Please, could you explain to me why? Is this to be expected
Thank you.
Best Regards,
Gianluca
Hi Gianluca,
Maybe you can make a new post where you show how you assess "effective"
Dear Mike,
I attached three plots made with NOISeq to test for GC contenct bias, that I used to test the effect of the cqn correction.
From NOISeq manual:
“The GC content is divided in intervals (bins) containing 200 features. The middle point of each bin is depicted in X axis. For each bin, the 5% trimmed mean of the corresponding expression values is computed and depicted in Y axis… …. Both the model p-value and the coefficient of determination (R2) are shown in the plot as well as the fitted regression curve. If the model p-value is significant and R2 value is high (more than 70%), the expression will depend on the feature GC content and the curve will show the type of dependence”

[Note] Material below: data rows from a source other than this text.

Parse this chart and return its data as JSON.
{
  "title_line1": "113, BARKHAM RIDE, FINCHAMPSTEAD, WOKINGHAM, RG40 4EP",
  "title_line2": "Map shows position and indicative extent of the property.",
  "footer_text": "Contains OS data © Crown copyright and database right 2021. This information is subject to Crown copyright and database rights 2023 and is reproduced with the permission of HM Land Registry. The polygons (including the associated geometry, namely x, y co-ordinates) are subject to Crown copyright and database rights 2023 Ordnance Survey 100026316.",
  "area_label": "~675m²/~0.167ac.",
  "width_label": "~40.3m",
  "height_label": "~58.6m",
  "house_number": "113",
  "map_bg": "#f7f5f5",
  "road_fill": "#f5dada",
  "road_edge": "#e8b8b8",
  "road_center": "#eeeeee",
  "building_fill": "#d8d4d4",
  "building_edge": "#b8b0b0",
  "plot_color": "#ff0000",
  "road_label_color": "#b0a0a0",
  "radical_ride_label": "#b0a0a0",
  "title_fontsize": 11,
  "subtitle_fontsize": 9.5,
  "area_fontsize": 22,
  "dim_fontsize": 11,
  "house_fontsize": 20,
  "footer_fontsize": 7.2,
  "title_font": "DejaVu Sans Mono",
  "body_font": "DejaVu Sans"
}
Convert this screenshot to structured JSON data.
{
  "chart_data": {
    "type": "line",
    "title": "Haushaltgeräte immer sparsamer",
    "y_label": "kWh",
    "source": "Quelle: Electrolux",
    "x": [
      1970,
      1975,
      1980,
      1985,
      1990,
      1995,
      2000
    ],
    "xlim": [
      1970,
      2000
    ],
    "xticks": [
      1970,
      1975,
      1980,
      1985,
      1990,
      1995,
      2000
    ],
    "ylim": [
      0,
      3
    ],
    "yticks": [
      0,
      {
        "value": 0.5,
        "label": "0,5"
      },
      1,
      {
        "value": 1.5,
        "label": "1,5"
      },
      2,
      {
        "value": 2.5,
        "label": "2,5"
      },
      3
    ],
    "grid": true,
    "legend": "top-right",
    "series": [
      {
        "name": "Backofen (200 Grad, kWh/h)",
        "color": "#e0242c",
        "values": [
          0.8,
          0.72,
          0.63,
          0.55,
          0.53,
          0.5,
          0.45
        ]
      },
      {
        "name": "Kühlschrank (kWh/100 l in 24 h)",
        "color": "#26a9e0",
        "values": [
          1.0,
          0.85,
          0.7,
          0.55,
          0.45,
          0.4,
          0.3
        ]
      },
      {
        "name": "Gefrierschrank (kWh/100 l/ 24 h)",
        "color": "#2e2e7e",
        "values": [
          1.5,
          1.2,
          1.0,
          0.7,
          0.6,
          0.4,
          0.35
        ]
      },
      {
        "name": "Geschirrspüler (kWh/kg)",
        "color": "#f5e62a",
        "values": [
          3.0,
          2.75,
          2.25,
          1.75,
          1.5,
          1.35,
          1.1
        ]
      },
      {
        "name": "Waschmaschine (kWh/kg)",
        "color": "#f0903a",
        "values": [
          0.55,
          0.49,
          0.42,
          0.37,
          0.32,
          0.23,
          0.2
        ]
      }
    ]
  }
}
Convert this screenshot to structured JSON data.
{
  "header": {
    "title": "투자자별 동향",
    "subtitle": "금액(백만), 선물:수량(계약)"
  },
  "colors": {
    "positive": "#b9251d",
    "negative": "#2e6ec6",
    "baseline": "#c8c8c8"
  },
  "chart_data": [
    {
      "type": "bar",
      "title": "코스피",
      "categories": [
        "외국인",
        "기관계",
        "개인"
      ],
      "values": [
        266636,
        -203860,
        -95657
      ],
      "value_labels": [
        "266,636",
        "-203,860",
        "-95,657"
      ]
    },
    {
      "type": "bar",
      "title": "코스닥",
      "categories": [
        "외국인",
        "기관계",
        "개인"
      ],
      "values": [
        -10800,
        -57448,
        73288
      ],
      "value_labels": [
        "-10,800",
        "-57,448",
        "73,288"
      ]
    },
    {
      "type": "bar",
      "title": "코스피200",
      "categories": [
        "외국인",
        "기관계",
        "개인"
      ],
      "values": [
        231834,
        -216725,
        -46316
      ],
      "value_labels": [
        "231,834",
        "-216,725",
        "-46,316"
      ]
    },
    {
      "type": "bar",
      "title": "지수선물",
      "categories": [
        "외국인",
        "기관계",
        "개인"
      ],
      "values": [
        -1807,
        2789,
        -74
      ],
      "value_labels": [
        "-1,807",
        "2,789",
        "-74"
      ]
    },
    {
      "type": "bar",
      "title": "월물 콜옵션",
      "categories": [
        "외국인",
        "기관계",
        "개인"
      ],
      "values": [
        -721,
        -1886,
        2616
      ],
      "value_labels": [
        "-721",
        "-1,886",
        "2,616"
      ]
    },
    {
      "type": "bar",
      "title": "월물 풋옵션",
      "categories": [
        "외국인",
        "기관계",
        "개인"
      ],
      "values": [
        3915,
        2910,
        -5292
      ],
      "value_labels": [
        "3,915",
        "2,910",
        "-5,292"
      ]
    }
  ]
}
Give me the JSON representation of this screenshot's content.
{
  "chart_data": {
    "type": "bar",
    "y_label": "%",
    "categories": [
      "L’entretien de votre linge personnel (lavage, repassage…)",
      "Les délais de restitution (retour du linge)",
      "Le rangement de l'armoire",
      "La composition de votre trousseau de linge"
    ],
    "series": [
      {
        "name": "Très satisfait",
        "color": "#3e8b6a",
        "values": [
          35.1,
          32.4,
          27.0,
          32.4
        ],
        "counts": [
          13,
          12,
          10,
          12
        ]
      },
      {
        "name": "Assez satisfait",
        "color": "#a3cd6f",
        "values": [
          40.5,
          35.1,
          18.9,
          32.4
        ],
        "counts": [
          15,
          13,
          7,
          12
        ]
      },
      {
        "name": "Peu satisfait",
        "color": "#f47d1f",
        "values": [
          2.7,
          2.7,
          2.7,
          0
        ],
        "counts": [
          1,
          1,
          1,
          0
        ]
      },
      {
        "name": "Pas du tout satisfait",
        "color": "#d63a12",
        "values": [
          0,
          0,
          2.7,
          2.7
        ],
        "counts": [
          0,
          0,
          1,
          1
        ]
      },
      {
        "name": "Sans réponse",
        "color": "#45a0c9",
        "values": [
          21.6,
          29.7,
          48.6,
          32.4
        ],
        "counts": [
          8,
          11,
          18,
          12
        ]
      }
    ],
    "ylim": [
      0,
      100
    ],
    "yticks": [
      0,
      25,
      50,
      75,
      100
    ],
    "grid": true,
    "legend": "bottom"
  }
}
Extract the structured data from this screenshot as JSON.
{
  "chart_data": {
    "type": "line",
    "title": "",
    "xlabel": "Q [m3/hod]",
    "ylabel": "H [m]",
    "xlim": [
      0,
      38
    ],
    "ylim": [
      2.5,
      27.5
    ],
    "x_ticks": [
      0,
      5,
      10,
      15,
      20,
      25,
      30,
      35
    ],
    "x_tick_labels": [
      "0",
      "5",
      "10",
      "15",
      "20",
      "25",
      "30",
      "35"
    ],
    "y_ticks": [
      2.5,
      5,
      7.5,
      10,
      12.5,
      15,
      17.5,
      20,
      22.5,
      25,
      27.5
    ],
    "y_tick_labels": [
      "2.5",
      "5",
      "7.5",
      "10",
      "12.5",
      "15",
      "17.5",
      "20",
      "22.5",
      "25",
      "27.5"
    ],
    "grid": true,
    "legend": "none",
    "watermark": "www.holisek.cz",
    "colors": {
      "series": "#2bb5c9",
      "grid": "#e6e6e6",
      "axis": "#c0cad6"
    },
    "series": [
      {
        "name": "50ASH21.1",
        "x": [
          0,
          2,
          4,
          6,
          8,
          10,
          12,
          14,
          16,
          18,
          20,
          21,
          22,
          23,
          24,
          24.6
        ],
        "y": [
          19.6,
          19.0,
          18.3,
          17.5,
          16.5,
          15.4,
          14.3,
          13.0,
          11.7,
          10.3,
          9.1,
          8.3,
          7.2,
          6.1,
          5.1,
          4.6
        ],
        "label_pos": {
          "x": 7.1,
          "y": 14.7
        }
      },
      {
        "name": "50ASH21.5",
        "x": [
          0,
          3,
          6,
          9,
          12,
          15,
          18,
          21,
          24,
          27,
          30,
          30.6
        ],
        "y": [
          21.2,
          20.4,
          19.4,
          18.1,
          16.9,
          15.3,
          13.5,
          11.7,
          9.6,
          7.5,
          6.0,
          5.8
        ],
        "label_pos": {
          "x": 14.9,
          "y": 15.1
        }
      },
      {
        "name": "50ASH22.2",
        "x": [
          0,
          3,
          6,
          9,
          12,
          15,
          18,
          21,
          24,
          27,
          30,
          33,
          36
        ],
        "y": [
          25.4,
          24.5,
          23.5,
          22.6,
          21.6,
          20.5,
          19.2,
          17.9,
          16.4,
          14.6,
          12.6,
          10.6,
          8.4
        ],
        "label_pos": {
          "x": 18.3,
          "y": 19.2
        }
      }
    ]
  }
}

Fig (A) is obtained with counts(dds,normalized=TRUE) without using the normalization factors from cqn
Fig (B) is obtained with counts(dds,normalized=TRUE) using the normalization factors from cqn without dividing out the geometric mean
Fig (C) is obtained with counts(dds,normalized=TRUE) using the normalization factors from cqn dividing out the geometric mean
Fig B is exactly the same plot of when I test directly the normalized values from cqn with NOISeq.
Thank you.
Gianluca
I agree it looks like it's not working. It's getting hard to follow everything though, could you start a new thread (post new question) and post all the code so I can look it over and see if everything looks correct?